Dans les mariages mixtes, le mariage doit régulièrement être célébré devant l’autorité religieuse dont relève le futur époux, à moins que les deux parties ne soient d’accord pour choisir l’autorité de qui dépend la future épouse ; cet accord est conclu par écrit, signé des deux parties et implique leur soumission aux lois de ladite communauté.

Est passible d’une amende : - tout ministre religieux qui célèbre un mariage entre deux parties qui n’appartiennent pas à sa communauté ; - tout ministre religieux qui préside un mariage sans y être autorisé par son supérieur compétent ; - tout ministre religieux qui assiste à un mariage dont l’une des parties n’appartient pas à sa communauté, sans un certificat d’état libre émanant de l’autorité dont relève la partie étrangère à sa communauté.

Au Liban, où coexistent de très nombreuses communautés chrétiennes et où le régime du statut personnel a pris, depuis 1943, les traits du “confessionnalisme”, des chrétiens peuvent être tentés de changer de confession, notamment pour obtenir un divorce.

Un article intitulé "La dictature du mariage religieux" nous donne une idée claire du mariage au Liban :

‘"Le 17 Novembre a marqué le lancement d'une grande campagne nationale de la société civile libanaise pour réclamer l'amendement du Code du statut personnel, et notamment pour l'autorisation du mariage civil, toujours interdit au Liban. À cette occasion des centaines de personnes ont manifesté devant le Conseil des ministres. Toutes portaient un long fil sur lequel étaient suspendues les positions signées et divers slogans sur les statuts personnels et les libertés. Dorénavant et pour six mois, date à laquelle des députés soutenant le mariage civil déposeront au Parlement un projet de Code civil, un sit-in sers organisé une fois par mois devant le Conseil des ministres. En parallèle, les chaînes de télé se sont également engagées à diffuser pendant toute la durée de la campagne une série de spots expliquant le mariage civil.
À l'heure actuelle, toutes les lois relatives au statut personnel, c'est-à-dire au mariage, au divorce, à la filiation… Sont des lois religieuses. Avec 18 religions officiellement reconnues, le schéma est simple : à chaque communauté ses lois et à chacune, des juges.

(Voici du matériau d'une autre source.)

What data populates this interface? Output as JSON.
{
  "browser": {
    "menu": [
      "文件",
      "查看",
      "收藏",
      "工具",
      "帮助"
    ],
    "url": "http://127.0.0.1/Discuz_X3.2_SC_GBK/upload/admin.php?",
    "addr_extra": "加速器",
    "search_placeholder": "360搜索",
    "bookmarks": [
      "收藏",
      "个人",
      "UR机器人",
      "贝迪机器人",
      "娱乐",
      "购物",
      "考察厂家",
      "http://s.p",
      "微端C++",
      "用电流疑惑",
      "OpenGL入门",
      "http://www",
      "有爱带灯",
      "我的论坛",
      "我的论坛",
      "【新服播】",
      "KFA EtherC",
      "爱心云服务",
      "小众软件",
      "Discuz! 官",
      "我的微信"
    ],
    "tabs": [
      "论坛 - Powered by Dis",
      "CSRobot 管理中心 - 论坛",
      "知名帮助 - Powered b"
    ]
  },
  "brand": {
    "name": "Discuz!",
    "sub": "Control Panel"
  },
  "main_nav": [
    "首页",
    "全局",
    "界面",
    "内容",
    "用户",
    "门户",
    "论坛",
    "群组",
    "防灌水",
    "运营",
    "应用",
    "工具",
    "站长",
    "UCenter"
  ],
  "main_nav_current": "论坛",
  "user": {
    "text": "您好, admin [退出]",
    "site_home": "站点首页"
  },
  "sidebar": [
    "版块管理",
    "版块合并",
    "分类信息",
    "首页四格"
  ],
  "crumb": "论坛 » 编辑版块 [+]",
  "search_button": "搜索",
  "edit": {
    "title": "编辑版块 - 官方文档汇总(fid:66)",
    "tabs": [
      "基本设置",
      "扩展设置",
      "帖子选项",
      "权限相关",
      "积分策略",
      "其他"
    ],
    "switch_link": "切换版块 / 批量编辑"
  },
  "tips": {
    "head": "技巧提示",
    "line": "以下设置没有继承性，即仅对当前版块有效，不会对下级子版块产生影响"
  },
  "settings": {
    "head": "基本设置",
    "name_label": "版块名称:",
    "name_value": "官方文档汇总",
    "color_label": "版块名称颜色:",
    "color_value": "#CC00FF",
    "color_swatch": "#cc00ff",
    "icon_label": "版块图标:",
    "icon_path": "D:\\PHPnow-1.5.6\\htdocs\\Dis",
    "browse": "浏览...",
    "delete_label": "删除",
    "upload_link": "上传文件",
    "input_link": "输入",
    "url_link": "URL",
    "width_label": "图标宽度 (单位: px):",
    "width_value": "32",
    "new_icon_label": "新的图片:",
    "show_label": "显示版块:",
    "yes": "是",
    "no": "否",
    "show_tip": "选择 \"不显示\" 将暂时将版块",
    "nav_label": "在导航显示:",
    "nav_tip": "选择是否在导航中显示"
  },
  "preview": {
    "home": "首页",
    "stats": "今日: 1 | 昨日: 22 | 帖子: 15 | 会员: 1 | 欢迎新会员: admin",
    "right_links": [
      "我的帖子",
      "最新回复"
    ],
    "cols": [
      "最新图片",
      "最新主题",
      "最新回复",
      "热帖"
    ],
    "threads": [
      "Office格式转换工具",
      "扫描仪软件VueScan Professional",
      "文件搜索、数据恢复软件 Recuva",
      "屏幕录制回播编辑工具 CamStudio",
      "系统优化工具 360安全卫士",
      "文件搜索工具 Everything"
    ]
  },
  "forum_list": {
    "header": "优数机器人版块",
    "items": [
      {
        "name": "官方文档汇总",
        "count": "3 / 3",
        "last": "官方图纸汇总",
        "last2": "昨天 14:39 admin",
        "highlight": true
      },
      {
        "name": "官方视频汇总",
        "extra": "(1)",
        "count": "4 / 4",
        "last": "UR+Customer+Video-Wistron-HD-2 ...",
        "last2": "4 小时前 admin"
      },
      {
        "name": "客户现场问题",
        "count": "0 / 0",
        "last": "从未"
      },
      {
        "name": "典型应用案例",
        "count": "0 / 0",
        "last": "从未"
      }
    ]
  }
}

Les précédentes tentatives de réformes ont toutes échoué. Dernière en date, celle de l'ancien président Elias HRAOUI qui avait vainement tenté d'œuvrer pour un changement de législation. Au lendemain de cette tentative, en mars 1998, une soixantaine d'ONG s'étaient alors regroupées en collectif pour lancer une nouvelle croisade. Premier objectif, créer un véritable mouvement social dans ce pays où personne n'ose parler publiquement du mariage civil."Le droit de se marier sans obstacle religieux doit exister. C'est une question de démocratie et de liberté de choix garantie par la Constitution libanaise qui a intégré la Déclaration universelle des droits de l'Homme" annonce Walid Slaiby, coordinateur de la campagne menée par le Forum national pour le statut personnel civil au Liban. Une position a d'ailleurs déjà recueilli 55000 signatures.
Les différentes lois religieuses maintiennent l'isolement de chaque confession et dressent un barrage contre les mariages mixtes. Or pour Samia CHA'AR, professeur à l'université libanaise de droit , “on ne peut réaliser l'égalité sans une loi civile unifiée des statuts personnels. Il faut briser l'étau de ces législations archaïques et être à la hauteur des lois internationales". Il existe également dans les lois actuelles une très grande discrimination à l'égard des femmes, notamment auprès des communautés musulmanes, du fait de la pratique de la répudiation et de la polygamie. Quant aux chrétiens, le recours au divorce étant prohibé, seule l'annulation peut dissoudre le mariage. "L'adoption d'un Code civil créera donc une coexistence authentique et profonde, un espace civil non-ségrégationniste dans un pays où toutes les institutions restent dépendantes des institutions confessionnelles" ajoute Walid Slaiby.
Aujourd'hui, les couples qui désirent échapper à ce diktat religieux filent se marier civilement à l'étranger. À leur retour, le mariage est homologué. Mais si le législateur libanais reconnaît de tels mariages pour les non-musulmans, il n'en est rien pour les musulmans. Cela n'a pas empêché Rima Ibrahim et Fadi Samra, tous deux musulmans, de se marier civilement en Turquie. "N'étant pas croyante, me présenter devant un cheikh n'aurait été qu'une tromperie. Et si je n'étais pas allée jusqu'au bout de mes convictions, j'estime qu'aujourd'hui je n'aurais plus le droit de soutenir le mariage civil" raconte Rima.
Pour Sabine SIDAWI, chrétienne, orthodoxe, il n'y avait pas d'autre choix que de passer quelques jours à Chypre pour épouser Redha HAMDAN, chiite. "Si nous avions voulu nous marier religieusement, j'aurais dû me convertir, c’était hors de question. Nous croyons à la laïcité. Nous nous sommes choisis parmi tous les Libanais et pas seulement au sein de notre confession. Je ne voulais pas non plus qu'un homme religieux dirige notre communauté de vie. Pour moi, si le Liban connaît encore tant de problèmes, c'est en grande partie à cause d'eux" (SARAH, 1999).’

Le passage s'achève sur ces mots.